Imagine this: you are about to go to bed, so you go about your night routine, and doomscroll to end the day off in a familiar tone. But just as you are about to close your eyes to finally sleep, you realise you have had a total of zero hugs today. While it may not seem like a big deal to you, some scientists suggest that you may just be physically, emotionally, and possibly even existentially doomed. 

Well, not doomed exactly, but definitely hug-deprived. And that’s serious business. 

While hugging can feel like an act necessary for just cute Instagram posts and awkward family reunions — it’s actually essential for human survival.

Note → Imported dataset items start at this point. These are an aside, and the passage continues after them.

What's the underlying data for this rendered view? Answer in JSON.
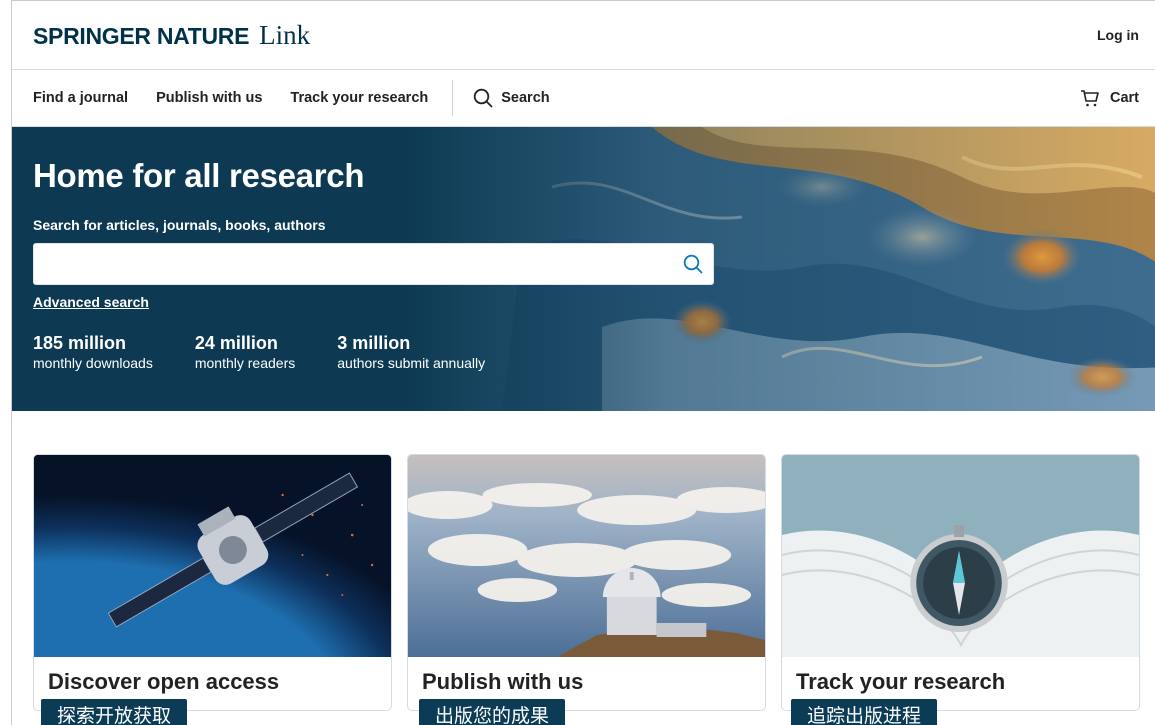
{
  "header": {
    "brand": "SPRINGER NATURE",
    "brand_suffix": "Link",
    "login": "Log in"
  },
  "nav": {
    "items": [
      "Find a journal",
      "Publish with us",
      "Track your research"
    ],
    "search": "Search",
    "cart": "Cart"
  },
  "hero": {
    "title": "Home for all research",
    "search_label": "Search for articles, journals, books, authors",
    "search_value": "",
    "advanced": "Advanced search",
    "stats": [
      {
        "value": "185 million",
        "label": "monthly downloads"
      },
      {
        "value": "24 million",
        "label": "monthly readers"
      },
      {
        "value": "3 million",
        "label": "authors submit annually"
      }
    ]
  },
  "cards": [
    {
      "title": "Discover open access",
      "badge": "探索开放获取"
    },
    {
      "title": "Publish with us",
      "badge": "出版您的成果"
    },
    {
      "title": "Track your research",
      "badge": "追踪出版进程"
    }
  ],
  "colors": {
    "brand": "#01324b",
    "hero_bg": "#0d3a52",
    "accent": "#0c7bbd"
  }
}
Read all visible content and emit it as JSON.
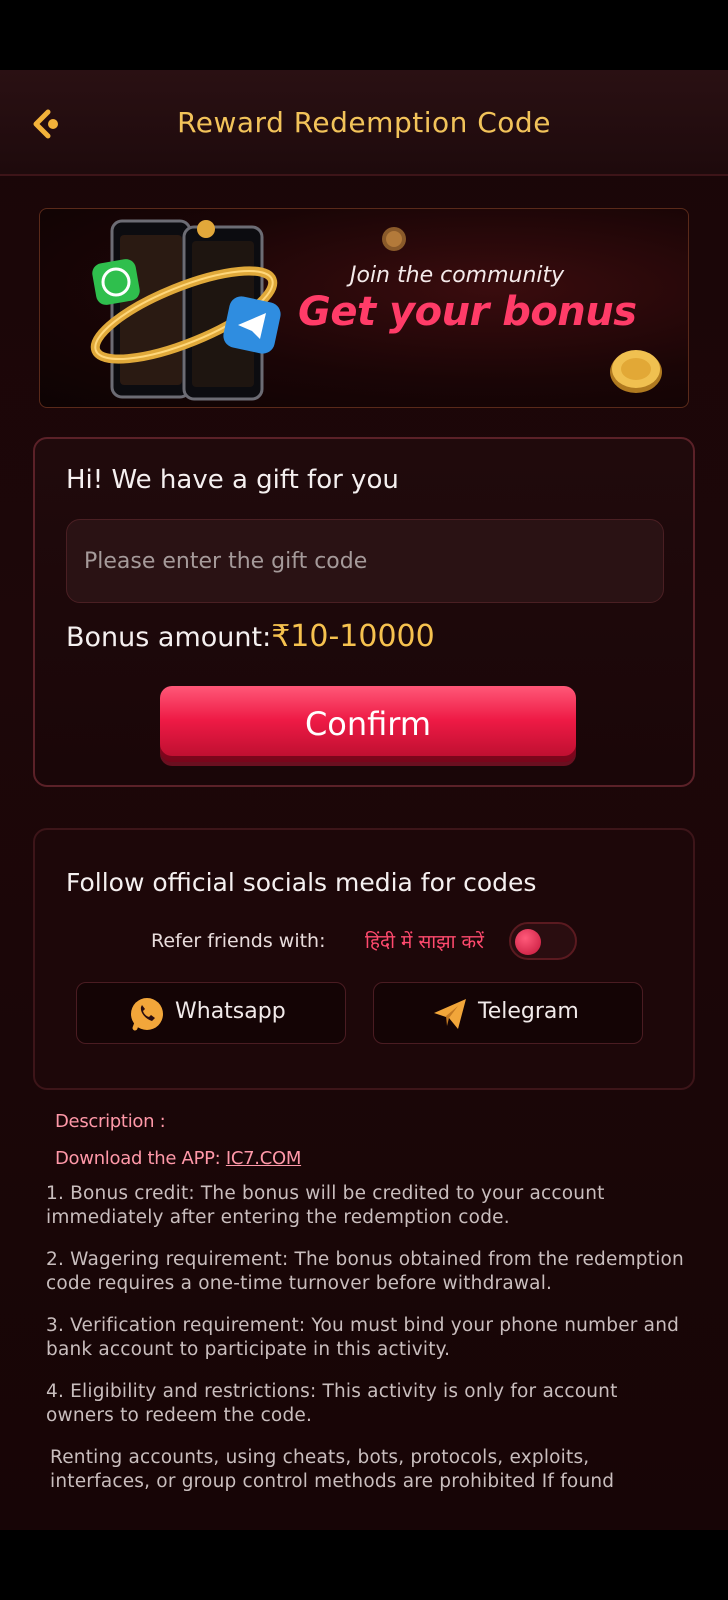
{
  "header": {
    "title": "Reward Redemption Code",
    "back_icon": "back-arrow-icon",
    "accent": "#f2c35a"
  },
  "banner": {
    "small_text": "Join the community",
    "big_text": "Get your bonus"
  },
  "gift": {
    "title": "Hi! We have a gift for you",
    "input_placeholder": "Please enter the gift code",
    "input_value": "",
    "bonus_label": "Bonus amount:",
    "bonus_value": "₹10-10000",
    "confirm_label": "Confirm"
  },
  "social": {
    "title": "Follow official socials media for codes",
    "refer_label": "Refer friends with:",
    "refer_hindi": "हिंदी में साझा करें",
    "toggle_on": false,
    "whatsapp_label": "Whatsapp",
    "telegram_label": "Telegram"
  },
  "description": {
    "label": "Description :",
    "download_prefix": "Download the APP: ",
    "download_link": "IC7.COM",
    "rules": [
      "1. Bonus credit: The bonus will be credited to your account immediately after entering the redemption code.",
      "2. Wagering requirement: The bonus obtained from the redemption code requires a one-time turnover before withdrawal.",
      "3. Verification requirement: You must bind your phone number and bank account to participate in this activity.",
      "4. Eligibility and restrictions: This activity is only for account owners to redeem the code.",
      "Renting accounts, using cheats, bots, protocols, exploits, interfaces, or group control methods are prohibited If found"
    ]
  },
  "colors": {
    "brand_pink": "#ff3c68",
    "gold": "#f6c24f",
    "background": "#1a0608"
  }
}
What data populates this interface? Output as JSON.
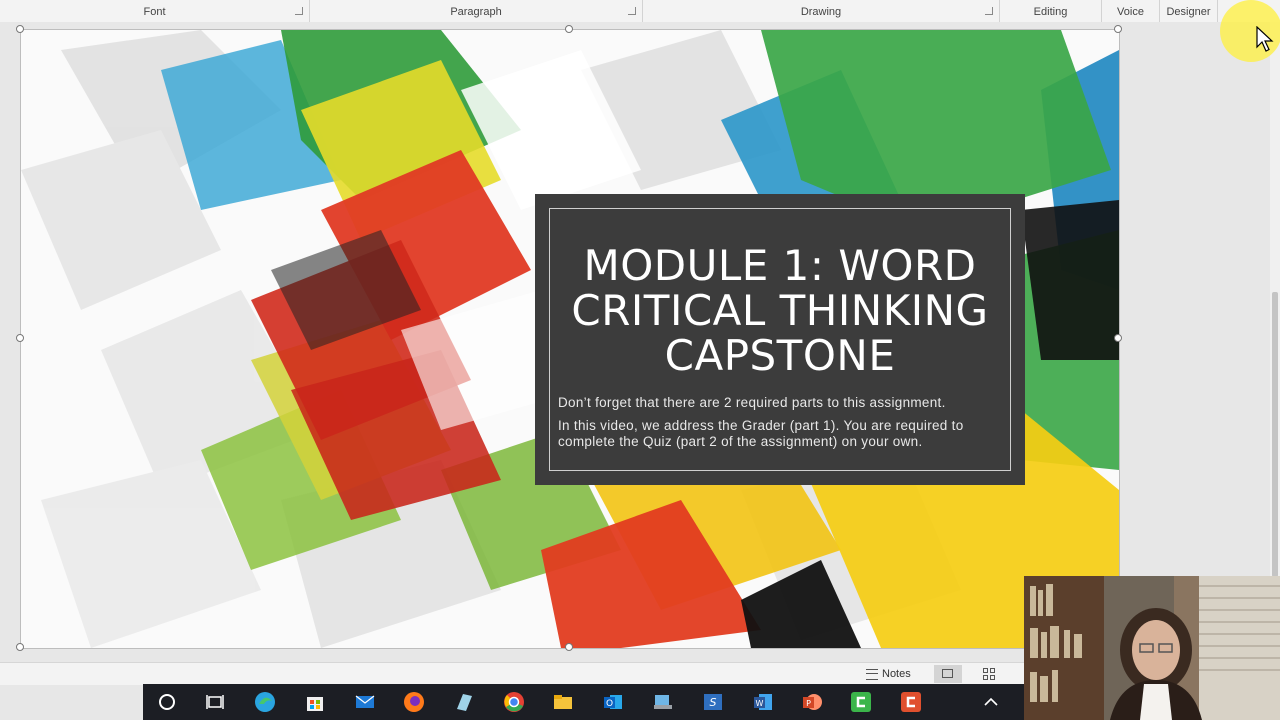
{
  "ribbon": {
    "groups": [
      {
        "label": "Font"
      },
      {
        "label": "Paragraph"
      },
      {
        "label": "Drawing"
      },
      {
        "label": "Editing"
      },
      {
        "label": "Voice"
      },
      {
        "label": "Designer"
      }
    ]
  },
  "slide": {
    "title": "MODULE 1: WORD CRITICAL THINKING CAPSTONE",
    "subtitle_lines": [
      "Don’t forget that there are 2 required parts to this assignment.",
      "In this video, we address the Grader (part 1).  You are required to complete the Quiz (part 2 of the assignment) on your own."
    ]
  },
  "statusbar": {
    "notes_label": "Notes",
    "views": [
      {
        "icon": "normal-view-icon",
        "active": true
      },
      {
        "icon": "slide-sorter-icon",
        "active": false
      }
    ]
  },
  "taskbar": {
    "apps": [
      {
        "name": "search-icon",
        "color": "#ffffff"
      },
      {
        "name": "task-view-icon",
        "color": "#ffffff"
      },
      {
        "name": "edge-icon",
        "color": "#2aa5e0"
      },
      {
        "name": "store-icon",
        "color": "#f0f0f0"
      },
      {
        "name": "mail-icon",
        "color": "#1e7ad6"
      },
      {
        "name": "firefox-icon",
        "color": "#ff7a1a"
      },
      {
        "name": "app-icon",
        "color": "#9fd3e8"
      },
      {
        "name": "chrome-icon",
        "color": "#e44134"
      },
      {
        "name": "file-explorer-icon",
        "color": "#f5c33b"
      },
      {
        "name": "outlook-icon",
        "color": "#0a64c2"
      },
      {
        "name": "snipping-icon",
        "color": "#6fb6e6"
      },
      {
        "name": "sharepoint-icon",
        "color": "#2f6fbf"
      },
      {
        "name": "word-icon",
        "color": "#2b579a"
      },
      {
        "name": "powerpoint-icon",
        "color": "#d24726"
      },
      {
        "name": "camtasia-icon",
        "color": "#3bb54a"
      },
      {
        "name": "recorder-icon",
        "color": "#e0502e"
      }
    ]
  },
  "colors": {
    "title_box": "#3c3c3c",
    "title_text": "#ffffff",
    "ribbon_bg": "#f3f3f3",
    "taskbar_bg": "#1c1e24"
  }
}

Psychologist Virginia Satir once said, “We need four hugs a day for survival, eight for maintenance, and twelve for growth.” The secret to thriving is not just your 10-step skincare routine or a green smoothie, it’s a daily dose of human contact. 

Why do hugs work like emotional multivitamins? Hugging someone releases what is called oxytocin, also known as the “cuddle hormone,” or for the more scientifically inclined, C₄₃H₆₆N₁₂O₁₂S₂. That also reads like something your cat walks over on your keyboard when he wants a hug. Oxytocin works towards reducing stress and even strengthening your immune system. Sure, eating kale might help you live longer. But hugging is indispensable to a long, happy life. 

While it may not seem like it, not hugging someone regularly makes things start to fall apart. If you have ever felt inexplicably grumpy or anxious, or like you might fight someone over a burger that doesn’t taste right, those might be signs of hug withdrawal. Being touch deprived can increase your stress levels and weaken your immune system. It also makes you feel more lonely, which, according to science, is just as bad for your health as smoking 15 cigarettes a day. So although it might be surprising, a hug a day can help keep the doctor away. 

How many hugs are you getting in a day? And are they enough?

On an average, most people don’t even get four hugs a day, let alone the ideal amount of seven to twelve. In fact, in the modern world of digital intimacy, remote work, and the deeply ingrained “don’t-touch-me-until-I’ve-had-my-coffee” rule, there’s a good chance most of us are in a full-blown hug deficit. And that’s extremely tragic. 

Luckily, it is entirely possible to turn this around right now. The first step is to go hug your best friend, your partner, your parents, or anyone you love. And then remember to hug someone you care about everyday. Finally, enjoy the oxytocin rush and a newfound appreciation for human connection. Next time you feel down, a good, old-fashioned embrace might be better than that energy drink. Your body will thank you. 

Spoiler alert: hugging tends to be a contagious act. People who get hugged will often hug you back. Before you know it, you will have started a full-on oxytocin revolution. Most importantly, don’t be worried about the awkwardness. It might help to remember that no one ever regrets a wholesome hug. 

Go give someone a hug. The world could seriously use it.